A febbraio ci aveva impressionato vedere Huub Artz finire al 3° posto sulla Green Mountain, l’Alpe d’Huez del Tour of Oman, dopo essere stato in fuga e aver approcciato la salita finale con appena un minuto sul gruppo. Poi l’abbiamo visto vincere la Gand-Wevelgem U23, chiudere 7° la Parigi-Roubaix di categoria e la Liegi-Bastogne-Liegi, e poi 11° il Giro di Norvegia coi professionisti. Ieri, infine, ha vinto al Giro Next Gen nell’arrivo in salita di Zocca, ancora una volta grazie ad una fuga indovinata.
Ci è venuto spontaneo chiedergli che tipo di corridore sia, visto che sembra andare forte un po’ ovunque: «Non mi è ancora chiaro nemmeno a me che tipo di corridore sono - ha detto Artz -. Dopo Pian della Mussa e Fosse, però, mi sono convinto che le salite non sono proprio il mio, mi piacciono solo quando sono al top, mi definirei più un corridore da classiche. Poi se sto bene mi diverto anche in salita, ma oggi ero con corridori che sono andati via in pianura, quindi non propriamente scalatori».

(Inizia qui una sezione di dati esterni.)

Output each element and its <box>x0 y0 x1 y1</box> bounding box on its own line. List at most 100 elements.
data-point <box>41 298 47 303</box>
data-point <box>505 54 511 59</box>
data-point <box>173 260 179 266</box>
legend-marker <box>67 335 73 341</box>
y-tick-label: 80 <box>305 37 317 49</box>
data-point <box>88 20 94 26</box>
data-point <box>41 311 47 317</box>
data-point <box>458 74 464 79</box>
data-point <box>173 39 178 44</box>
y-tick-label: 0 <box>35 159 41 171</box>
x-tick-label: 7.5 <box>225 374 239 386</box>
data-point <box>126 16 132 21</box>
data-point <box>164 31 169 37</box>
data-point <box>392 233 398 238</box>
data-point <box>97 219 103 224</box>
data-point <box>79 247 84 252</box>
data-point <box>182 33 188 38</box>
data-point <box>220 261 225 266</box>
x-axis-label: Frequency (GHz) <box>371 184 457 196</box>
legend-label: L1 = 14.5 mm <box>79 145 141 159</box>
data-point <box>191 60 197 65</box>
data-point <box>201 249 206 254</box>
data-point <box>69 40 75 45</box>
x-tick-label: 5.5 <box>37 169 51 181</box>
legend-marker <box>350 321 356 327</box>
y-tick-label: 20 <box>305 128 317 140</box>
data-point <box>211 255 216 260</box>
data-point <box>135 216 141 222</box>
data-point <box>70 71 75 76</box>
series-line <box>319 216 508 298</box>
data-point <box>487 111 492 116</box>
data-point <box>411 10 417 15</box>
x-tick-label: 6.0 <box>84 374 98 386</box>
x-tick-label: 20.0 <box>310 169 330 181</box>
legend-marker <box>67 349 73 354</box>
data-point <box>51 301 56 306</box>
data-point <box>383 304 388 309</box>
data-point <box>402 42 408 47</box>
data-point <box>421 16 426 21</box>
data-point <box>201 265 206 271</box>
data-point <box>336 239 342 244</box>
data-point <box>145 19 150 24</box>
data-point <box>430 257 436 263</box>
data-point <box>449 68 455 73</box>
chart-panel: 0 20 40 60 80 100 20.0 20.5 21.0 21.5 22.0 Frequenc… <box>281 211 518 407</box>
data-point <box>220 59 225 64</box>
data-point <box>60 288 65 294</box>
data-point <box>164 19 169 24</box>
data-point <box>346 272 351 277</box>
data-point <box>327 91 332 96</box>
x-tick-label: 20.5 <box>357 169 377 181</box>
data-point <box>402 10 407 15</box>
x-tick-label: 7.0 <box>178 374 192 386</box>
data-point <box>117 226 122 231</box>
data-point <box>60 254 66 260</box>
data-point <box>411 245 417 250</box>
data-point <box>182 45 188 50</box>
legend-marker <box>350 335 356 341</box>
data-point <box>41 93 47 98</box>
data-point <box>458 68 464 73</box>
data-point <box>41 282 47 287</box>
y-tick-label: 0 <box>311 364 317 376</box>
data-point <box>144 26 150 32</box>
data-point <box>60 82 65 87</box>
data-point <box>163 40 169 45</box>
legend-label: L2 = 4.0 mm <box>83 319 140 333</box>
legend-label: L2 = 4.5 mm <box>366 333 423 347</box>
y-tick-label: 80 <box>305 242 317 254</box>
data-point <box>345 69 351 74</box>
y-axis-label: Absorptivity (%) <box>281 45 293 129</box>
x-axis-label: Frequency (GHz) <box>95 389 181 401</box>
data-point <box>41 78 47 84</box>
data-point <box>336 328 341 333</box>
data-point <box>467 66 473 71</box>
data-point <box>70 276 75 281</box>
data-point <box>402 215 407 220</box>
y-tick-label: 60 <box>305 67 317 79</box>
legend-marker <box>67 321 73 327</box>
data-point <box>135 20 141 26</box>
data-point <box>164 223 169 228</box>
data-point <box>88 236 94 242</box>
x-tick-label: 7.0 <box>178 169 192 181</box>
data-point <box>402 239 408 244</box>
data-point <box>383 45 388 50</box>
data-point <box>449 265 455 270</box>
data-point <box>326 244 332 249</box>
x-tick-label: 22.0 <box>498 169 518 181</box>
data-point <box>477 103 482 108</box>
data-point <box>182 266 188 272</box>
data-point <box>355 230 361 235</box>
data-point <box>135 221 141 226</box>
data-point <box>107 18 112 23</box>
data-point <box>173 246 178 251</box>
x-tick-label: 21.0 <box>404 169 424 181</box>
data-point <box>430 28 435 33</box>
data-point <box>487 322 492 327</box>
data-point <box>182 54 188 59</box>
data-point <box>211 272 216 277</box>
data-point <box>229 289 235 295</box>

In questo Giro Next Gen, infatti, le gambe non hanno risposto come avrebbero voluto e il livello altissimo dei concorrenti lo ha fatto sudare non poco: «Quando ho visto le tappe pensavo di poter fare bene in diverse di queste, ma ad inizio Giro la gamba non girava come speravo - ha detto ancora il corridore della Wanty-ReUz-Technord -. Oggi però volevo provarci e sono contento che alla fine sia venuta fuori questa bella vittoria. L’impressione che ho avuto è che qui il livello fosse anche più alto di alcune corse professionistiche, ma forse è perché non stavo benissimo e qui le corse sono totalmente imprevedibili e non si rallenta praticamente mai, quindi se non sei al top rischi davvero di soffrire tanto. Sono comunque contento di aver dimostrato di potermela cavare sia con gli U23 che coi professionisti».
Olandese di Eindhoven, classe 2002, 186 cm per 69 kg, si ispira a Mathieu Van der Poel e sogna, un giorno, di vincere il Giro delle Fiandre. Dal prossimo anno sarà ufficialmente un professionista tra le fila delle Intermarché: «Ho iniziato molto presto con la bici, a 10 anni, e poi ho sempre sognato di diventare professionista. Non so cosa aspettarmi da quel mondo. Vediamo come andrà il prossimo inverno e se dimostrerò di essere forte abbastanza per vincere già coi grandi. Ma da questo punto di vista non credo ci sia troppa fretta».
Prima, però, c’è un Giro Next Gen da concludere: «Oggi sarà un’altra giornata full gas perché tanti corridori vorranno provare a vincere per salvare il proprio Giro. Potrei provarci anch’io, ma senza pressioni perché il mio obiettivo l’ho già raggiunto».